Question

I'm just getting to grips with ParseKit, read the "Basic Grammar Syntax" but it's only a very basic introduction. I'm quickly out of my depth now that I want to set about defining my own grammar. Where do I go from here?

For example, I want to parse a log file in a very custom format. Breaking it down to header, body and footer, this would be my BNF for first line of the header:

<header-line-1> ::= <log-format> <log-id> "," <category> <EOL> 
<log-format> ::= "Type A Logfile" | "Logfile II" | "Some Other Format" 
<log-id> ::= "#" <long-int> 
<category> ::= <some unknown string>

How do I define that, for ParseKit to understand? I've got this far;

@start = header-line-1;
header-line-1 = log-format log-id "," category EOL;
log-format = 'Type A Logfile';
log-id = '#' ; // and then how to specify a long-int?!?
category = char+;
char = 'A' | 'a' | 'B' | 'b' | 'C'; //..etc...   Surely not?!?

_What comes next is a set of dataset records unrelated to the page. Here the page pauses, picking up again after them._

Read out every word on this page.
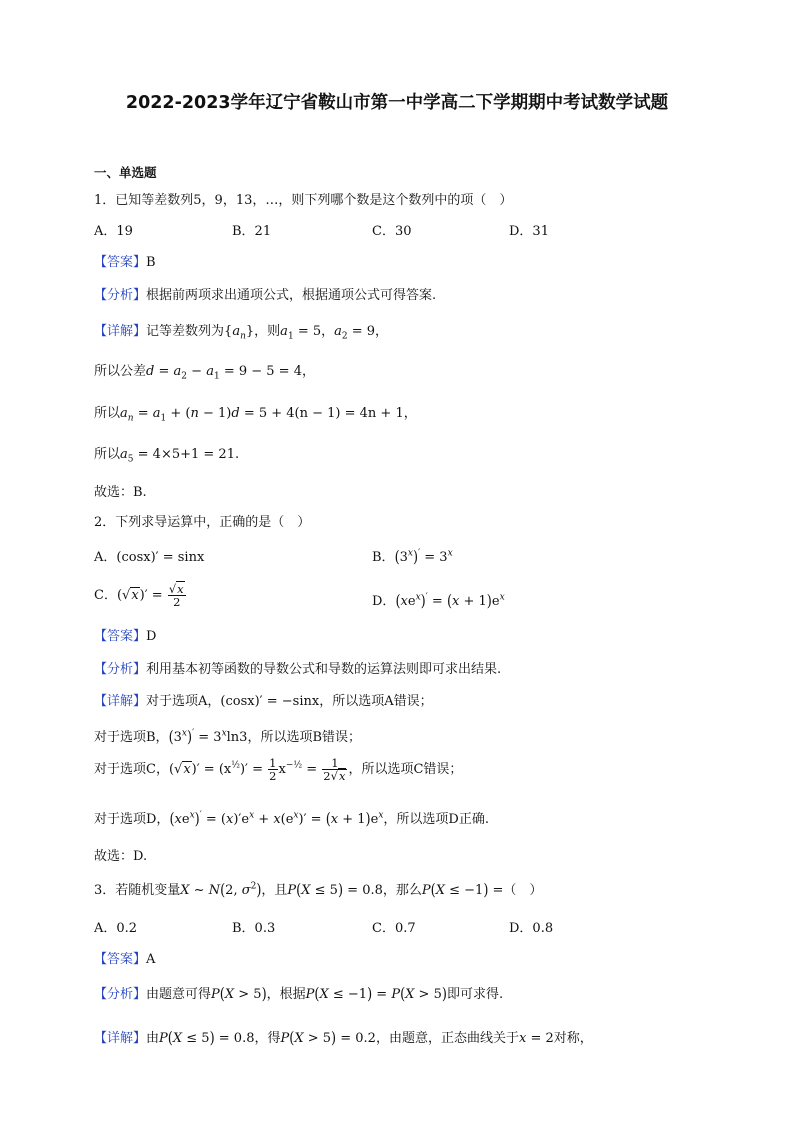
2022-2023学年辽宁省鞍山市第一中学高二下学期期中考试数学试题
一、单选题
1．已知等差数列5，9，13，…，则下列哪个数是这个数列中的项（　）
A．19	B．21	C．30	D．31
【答案】B
【分析】根据前两项求出通项公式，根据通项公式可得答案.
【详解】记等差数列为$\{a_n\}$，则$a_1 = 5$，$a_2 = 9$，
所以公差$d = a_2 - a_1 = 9 - 5 = 4$，
所以$a_n = a_1 + (n - 1)d = 5 + 4(n - 1) = 4n + 1$，
所以$a_5 = 4\times 5+1 = 21$.
故选：B.
2．下列求导运算中，正确的是（　）
A．(cosx)′ = sinx	B．$(3^x)' = 3^x$
C．$(√x)' = \frac{√x}{2}$	D．$(xe^x)' = (x + 1)e^x$
【答案】D
【分析】利用基本初等函数的导数公式和导数的运算法则即可求出结果.
【详解】对于选项A，(cosx)′ = −sinx，所以选项A错误；
对于选项B，$(3^x)' = 3^x\ln 3$，所以选项B错误；
对于选项C，$(√x)' = (x^{\frac{1}{2}})' = \frac{1}{2} x^{-\frac{1}{2}} = \frac{1}{2√x}$ ，所以选项C错误；
对于选项D，$(xe^x)' = (x)'e^x + x(e^x)' = (x + 1)e^x$，所以选项D正确.
故选：D.
3．若随机变量X ~ N(2, $\sigma^2$)，且P(X ≤ 5) = 0.8，那么P(X ≤ −1) =（　）
A．0.2	B．0.3	C．0.7	D．0.8
【答案】A
【分析】由题意可得P(X > 5)，根据P(X ≤ −1) = P(X > 5)即可求得.
【详解】由P(X ≤ 5) = 0.8，得P(X > 5) = 0.2，由题意，正态曲线关于x = 2对称，
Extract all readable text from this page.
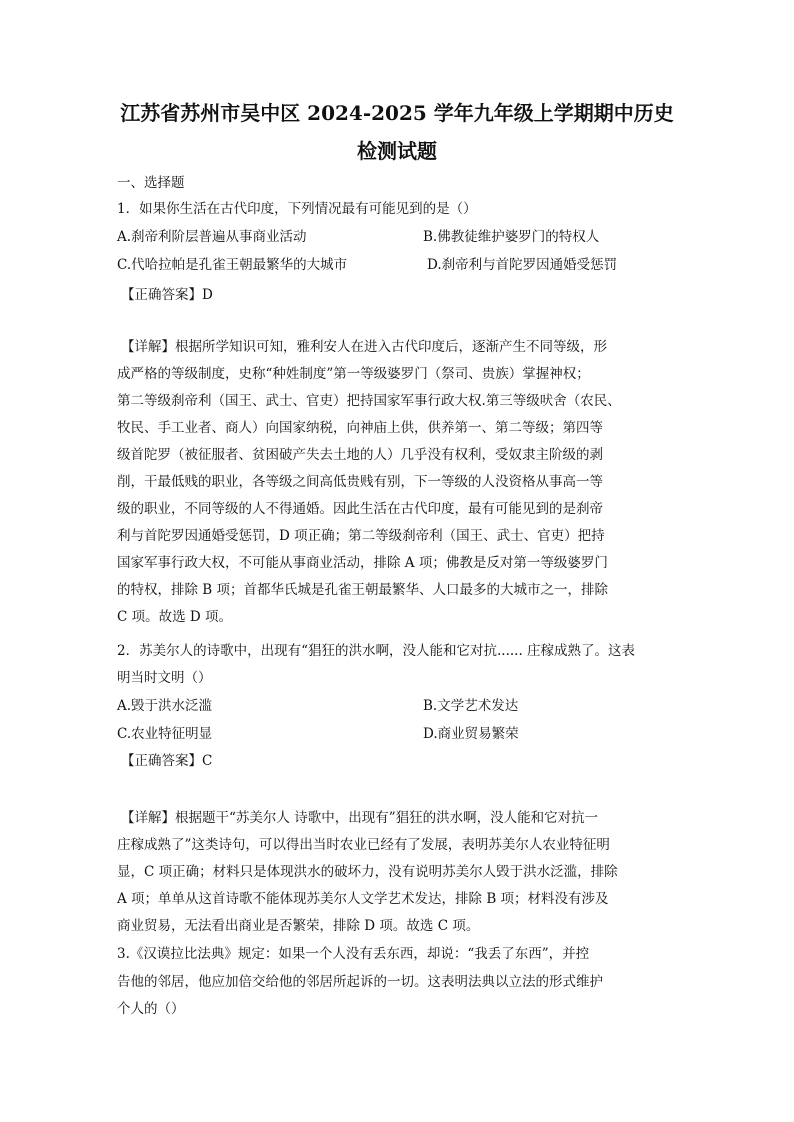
江苏省苏州市吴中区 2024-2025 学年九年级上学期期中历史
检测试题
一、选择题
1．如果你生活在古代印度，下列情况最有可能见到的是（）
A.刹帝利阶层普遍从事商业活动	B.佛教徒维护婆罗门的特权人
C.代哈拉帕是孔雀王朝最繁华的大城市	D.刹帝利与首陀罗因通婚受惩罚
【正确答案】D
【详解】根据所学知识可知，雅利安人在进入古代印度后，逐渐产生不同等级，形
成严格的等级制度，史称“种姓制度”第一等级婆罗门（祭司、贵族）掌握神权；
第二等级刹帝利（国王、武士、官吏）把持国家军事行政大权.第三等级吠舍（农民、
牧民、手工业者、商人）向国家纳税，向神庙上供，供养第一、第二等级；第四等
级首陀罗（被征服者、贫困破产失去土地的人）几乎没有权利，受奴隶主阶级的剥
削，干最低贱的职业，各等级之间高低贵贱有别，下一等级的人没资格从事高一等
级的职业，不同等级的人不得通婚。因此生活在古代印度，最有可能见到的是刹帝
利与首陀罗因通婚受惩罚，D 项正确；第二等级刹帝利（国王、武士、官吏）把持
国家军事行政大权，不可能从事商业活动，排除 A 项；佛教是反对第一等级婆罗门
的特权，排除 B 项；首都华氏城是孔雀王朝最繁华、人口最多的大城市之一，排除
C 项。故选 D 项。
2．苏美尔人的诗歌中，出现有“猖狂的洪水啊，没人能和它对抗...... 庄稼成熟了。这表
明当时文明（）
A.毁于洪水泛滥	B.文学艺术发达
C.农业特征明显	D.商业贸易繁荣
【正确答案】C
【详解】根据题干“苏美尔人 诗歌中，出现有”猖狂的洪水啊，没人能和它对抗一
庄稼成熟了”这类诗句，可以得出当时农业已经有了发展，表明苏美尔人农业特征明
显，C 项正确；材料只是体现洪水的破坏力，没有说明苏美尔人毁于洪水泛滥，排除
A 项；单单从这首诗歌不能体现苏美尔人文学艺术发达，排除 B 项；材料没有涉及
商业贸易，无法看出商业是否繁荣，排除 D 项。故选 C 项。
3.《汉谟拉比法典》规定：如果一个人没有丢东西，却说：“我丢了东西”，并控
告他的邻居，他应加倍交给他的邻居所起诉的一切。这表明法典以立法的形式维护
个人的（）
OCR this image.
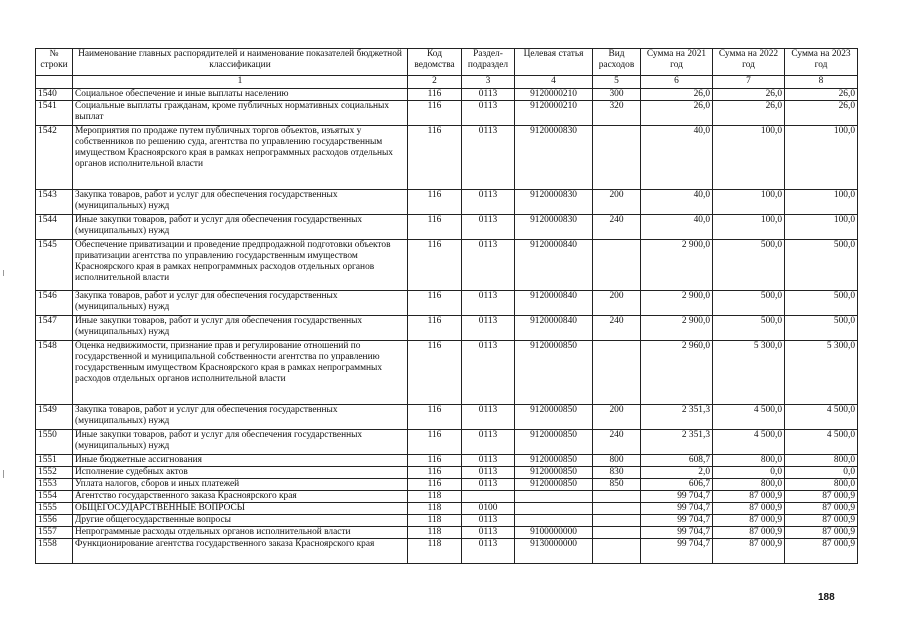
№ строки	Наименование главных распорядителей и наименование показателей бюджетной классификации	Код ведомства	Раздел-подраздел	Целевая статья	Вид расходов	Сумма на 2021 год	Сумма на 2022 год	Сумма на 2023 год
	1	2	3	4	5	6	7	8
1540	Социальное обеспечение и иные выплаты населению	116	0113	9120000210	300	26,0	26,0	26,0
1541	Социальные выплаты гражданам, кроме публичных нормативных социальных выплат	116	0113	9120000210	320	26,0	26,0	26,0
1542	Мероприятия по продаже путем публичных торгов объектов, изъятых у собственников по решению суда, агентства по управлению государственным имуществом Красноярского края в рамках непрограммных расходов отдельных органов исполнительной власти	116	0113	9120000830		40,0	100,0	100,0
1543	Закупка товаров, работ и услуг для обеспечения государственных (муниципальных) нужд	116	0113	9120000830	200	40,0	100,0	100,0
1544	Иные закупки товаров, работ и услуг для обеспечения государственных (муниципальных) нужд	116	0113	9120000830	240	40,0	100,0	100,0
1545	Обеспечение приватизации и проведение предпродажной подготовки объектов приватизации агентства по управлению государственным имуществом Красноярского края в рамках непрограммных расходов отдельных органов исполнительной власти	116	0113	9120000840		2 900,0	500,0	500,0
1546	Закупка товаров, работ и услуг для обеспечения государственных (муниципальных) нужд	116	0113	9120000840	200	2 900,0	500,0	500,0
1547	Иные закупки товаров, работ и услуг для обеспечения государственных (муниципальных) нужд	116	0113	9120000840	240	2 900,0	500,0	500,0
1548	Оценка недвижимости, признание прав и регулирование отношений по государственной и муниципальной собственности агентства по управлению государственным имуществом Красноярского края в рамках непрограммных расходов отдельных органов исполнительной власти	116	0113	9120000850		2 960,0	5 300,0	5 300,0
1549	Закупка товаров, работ и услуг для обеспечения государственных (муниципальных) нужд	116	0113	9120000850	200	2 351,3	4 500,0	4 500,0
1550	Иные закупки товаров, работ и услуг для обеспечения государственных (муниципальных) нужд	116	0113	9120000850	240	2 351,3	4 500,0	4 500,0
1551	Иные бюджетные ассигнования	116	0113	9120000850	800	608,7	800,0	800,0
1552	Исполнение судебных актов	116	0113	9120000850	830	2,0	0,0	0,0
1553	Уплата налогов, сборов и иных платежей	116	0113	9120000850	850	606,7	800,0	800,0
1554	Агентство государственного заказа Красноярского края	118				99 704,7	87 000,9	87 000,9
1555	ОБЩЕГОСУДАРСТВЕННЫЕ ВОПРОСЫ	118	0100			99 704,7	87 000,9	87 000,9
1556	Другие общегосударственные вопросы	118	0113			99 704,7	87 000,9	87 000,9
1557	Непрограммные расходы отдельных органов исполнительной власти	118	0113	9100000000		99 704,7	87 000,9	87 000,9
1558	Функционирование агентства государственного заказа Красноярского края	118	0113	9130000000		99 704,7	87 000,9	87 000,9
188
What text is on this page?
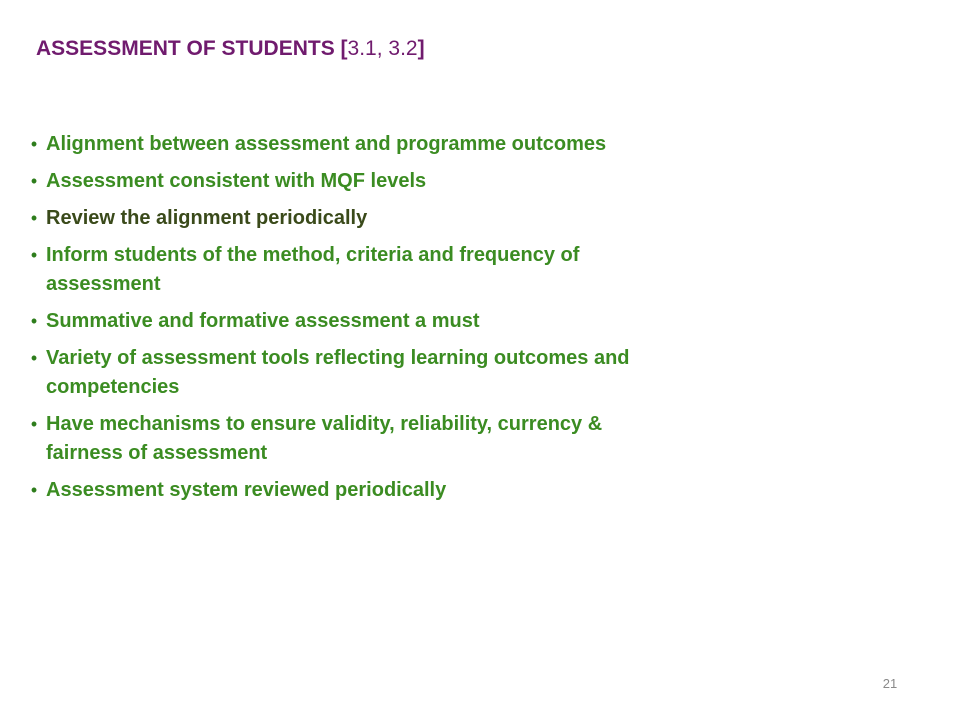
ASSESSMENT OF STUDENTS [3.1, 3.2]
• Alignment between assessment and programme outcomes
• Assessment consistent with MQF levels
• Review the alignment periodically
• Inform students of the method, criteria and frequency of assessment
• Summative and formative assessment a must
• Variety of assessment tools reflecting learning outcomes and competencies
• Have mechanisms to ensure validity, reliability, currency & fairness of assessment
• Assessment system reviewed periodically
21
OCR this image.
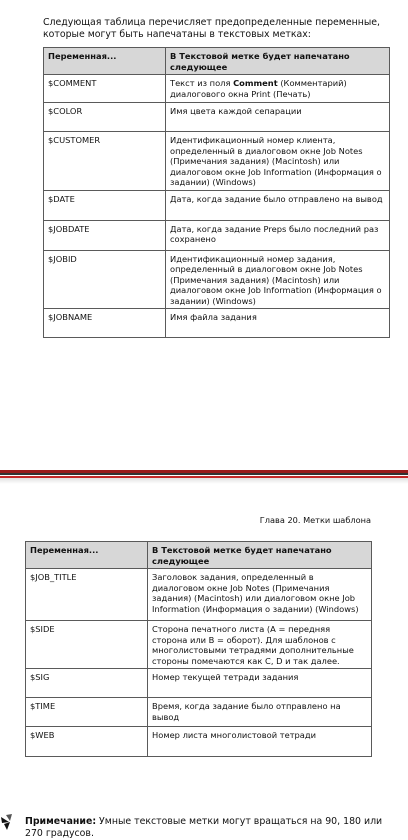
Следующая таблица перечисляет предопределенные переменные, которые могут быть напечатаны в текстовых метках:

Переменная...	В Текстовой метке будет напечатано следующее
$COMMENT	Текст из поля Comment (Комментарий) диалогового окна Print (Печать)
$COLOR	Имя цвета каждой сепарации
$CUSTOMER	Идентификационный номер клиента, определенный в диалоговом окне Job Notes (Примечания задания) (Macintosh) или диалоговом окне Job Information (Информация о задании) (Windows)
$DATE	Дата, когда задание было отправлено на вывод
$JOBDATE	Дата, когда задание Preps было последний раз сохранено
$JOBID	Идентификационный номер задания, определенный в диалоговом окне Job Notes (Примечания задания) (Macintosh) или диалоговом окне Job Information (Информация о задании) (Windows)
$JOBNAME	Имя файла задания
Глава 20. Метки шаблона
Переменная...	В Текстовой метке будет напечатано следующее
$JOB_TITLE	Заголовок задания, определенный в диалоговом окне Job Notes (Примечания задания) (Macintosh) или диалоговом окне Job Information (Информация о задании) (Windows)
$SIDE	Сторона печатного листа (A = передняя сторона или B = оборот). Для шаблонов с многолистовыми тетрадями дополнительные стороны помечаются как C, D и так далее.
$SIG	Номер текущей тетради задания
$TIME	Время, когда задание было отправлено на вывод
$WEB	Номер листа многолистовой тетради

Примечание: Умные текстовые метки могут вращаться на 90, 180 или 270 градусов.
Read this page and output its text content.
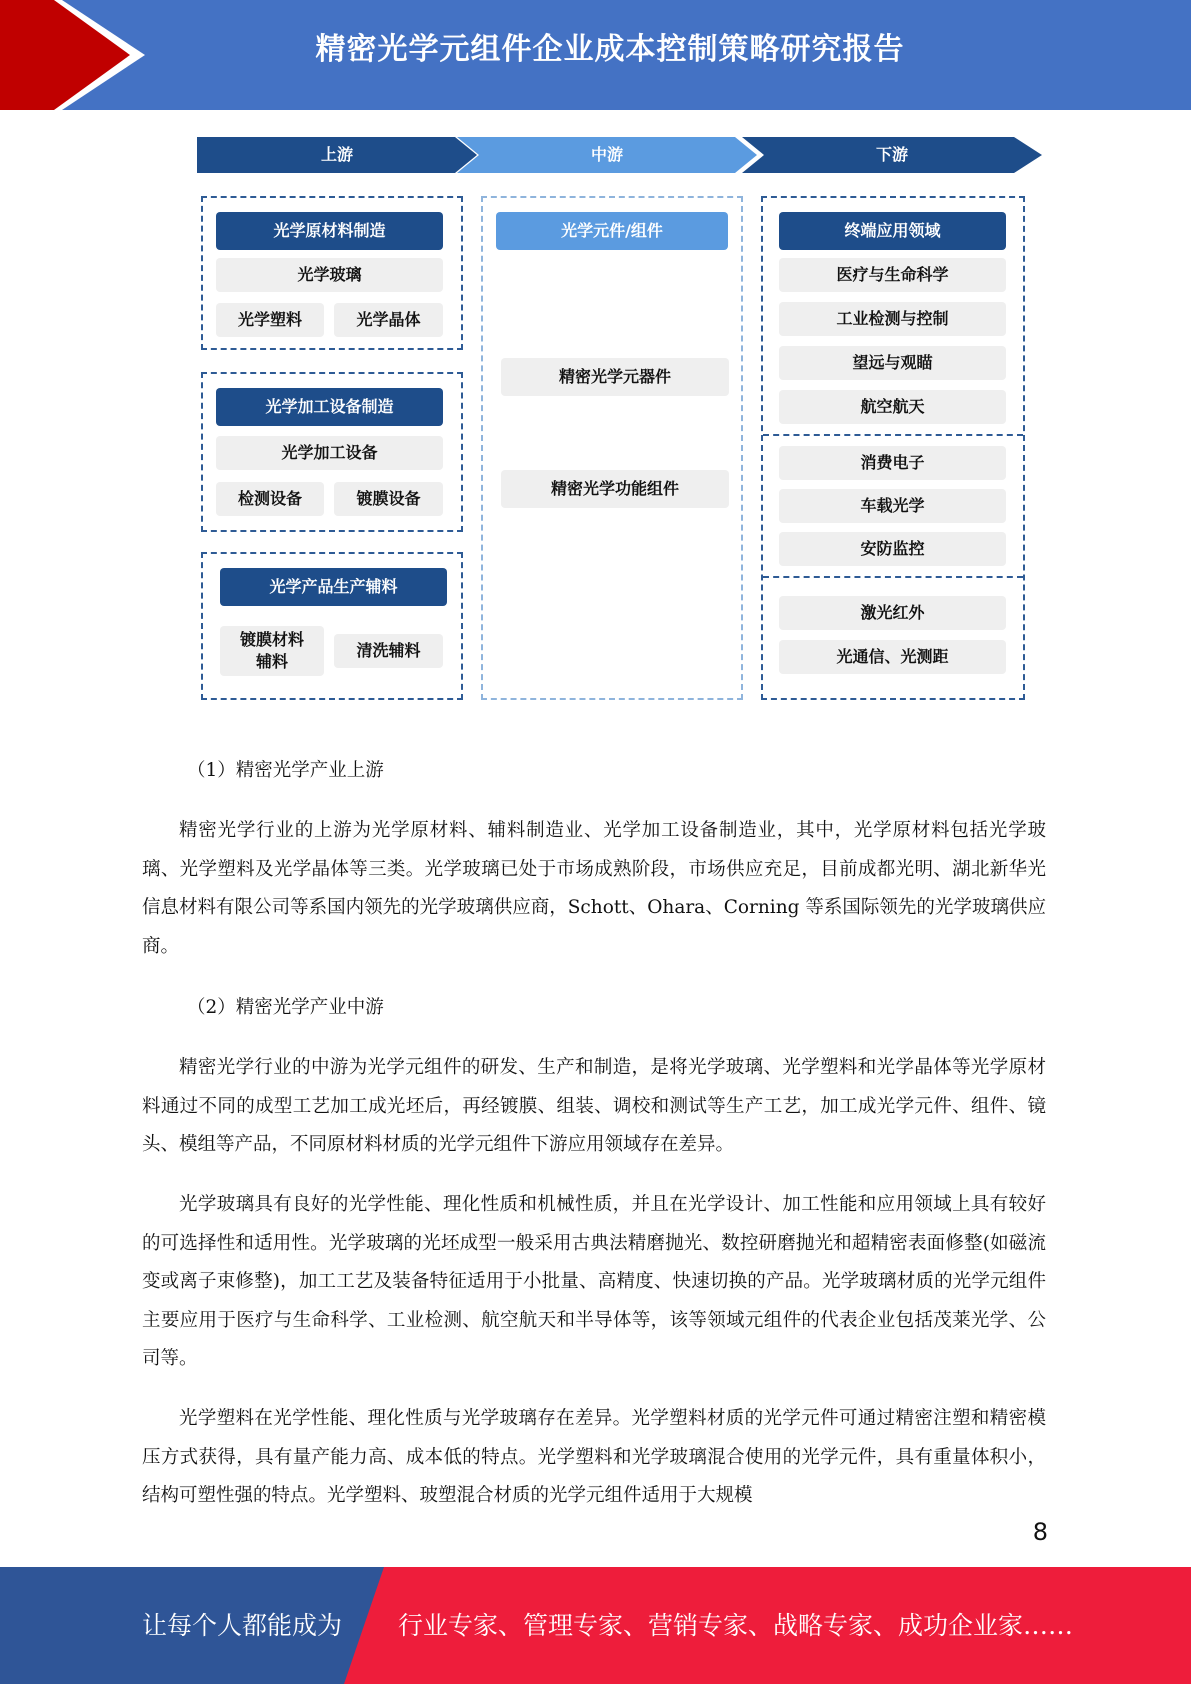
精密光学元组件企业成本控制策略研究报告
上游	中游	下游
光学原材料制造
光学玻璃
光学塑料	光学晶体
光学加工设备制造
光学加工设备
检测设备	镀膜设备
光学产品生产辅料
镀膜材料
辅料
清洗辅料
光学元件/组件
精密光学元器件
精密光学功能组件
终端应用领域
医疗与生命科学
工业检测与控制
望远与观瞄
航空航天
消费电子
车载光学
安防监控
激光红外
光通信、光测距
（1）精密光学产业上游
精密光学行业的上游为光学原材料、辅料制造业、光学加工设备制造业，其中，光学原材料包括光学玻璃、光学塑料及光学晶体等三类。光学玻璃已处于市场成熟阶段，市场供应充足，目前成都光明、湖北新华光信息材料有限公司等系国内领先的光学玻璃供应商，Schott、Ohara、Corning 等系国际领先的光学玻璃供应商。
（2）精密光学产业中游
精密光学行业的中游为光学元组件的研发、生产和制造，是将光学玻璃、光学塑料和光学晶体等光学原材料通过不同的成型工艺加工成光坯后，再经镀膜、组装、调校和测试等生产工艺，加工成光学元件、组件、镜头、模组等产品，不同原材料材质的光学元组件下游应用领域存在差异。
光学玻璃具有良好的光学性能、理化性质和机械性质，并且在光学设计、加工性能和应用领域上具有较好的可选择性和适用性。光学玻璃的光坯成型一般采用古典法精磨抛光、数控研磨抛光和超精密表面修整(如磁流变或离子束修整)，加工工艺及装备特征适用于小批量、高精度、快速切换的产品。光学玻璃材质的光学元组件主要应用于医疗与生命科学、工业检测、航空航天和半导体等，该等领域元组件的代表企业包括茂莱光学、公司等。
光学塑料在光学性能、理化性质与光学玻璃存在差异。光学塑料材质的光学元件可通过精密注塑和精密模压方式获得，具有量产能力高、成本低的特点。光学塑料和光学玻璃混合使用的光学元件，具有重量体积小，结构可塑性强的特点。光学塑料、玻塑混合材质的光学元组件适用于大规模
8
让每个人都能成为 行业专家、管理专家、营销专家、战略专家、成功企业家……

I suspect there must be at least a ways to define a range of charachters?

FOr sure, the book quoted by the author of parsekit will probably help me, but would be nice if somebody can help me get going with my own small example, before I dig deeper into the subject. Am only just investigating an idea, just proof of concept.

Was it helpful?

Solution

Developer of ParseKit here.

Unfortunately, there is no further (good) documentation on ParseKit's grammar syntax. Currently the best resources are:

  1. Steven Metsker's Book Building Parsers in Java. The good news: This will teach you about the design/innards of ParseKit. The bad news: the "Grammar syntax" feature of ParseKit is an additional feature layered on top of ParseKit which I designed and added myself. So it is not described in Metsker's book as his Java library does not have this feature.

  2. The .grammar files in the Test target of the ParseKit Xcode project. There's lots of real-world example grammars here. You can learn a lot by example.

  3. The ParseKit tag here on StackOverflow. I've answered a lot of questions which may be helpful to you.


As for your specific example, here's how I'd probably define it in ParseKit syntax.

@symbolState = '\n'; // Tokenizer Directive
                     // tells tokenizer to treat new line chars as 
                     // individual Symbol tokens rather than whitespace
@start = headerLine*;
headerLine = logFormat logId comma category eol;
logFormat = ('Type' 'A' 'Logfile') | ('Logfile' 'II') | ('Some' 'Other' 'Format');
logId = hash Number;
category = Any+;

comma = ',';
hash = '#';
eol = '\n';

One important thing to keep in mind is that parsing in ParseKit is a two Phase process:

  1. Tokenizing (done by PKTokenizer and altered by Tokenizer Directives in your grammar)
  2. Parsing (done by the parser constructed by the Declarations in your grammar)

So the Parser created by your grammar works on Tokens which have already been tokenized by the Tokenizer. It does not work on either individual chars or long strings composed of multiple tokens.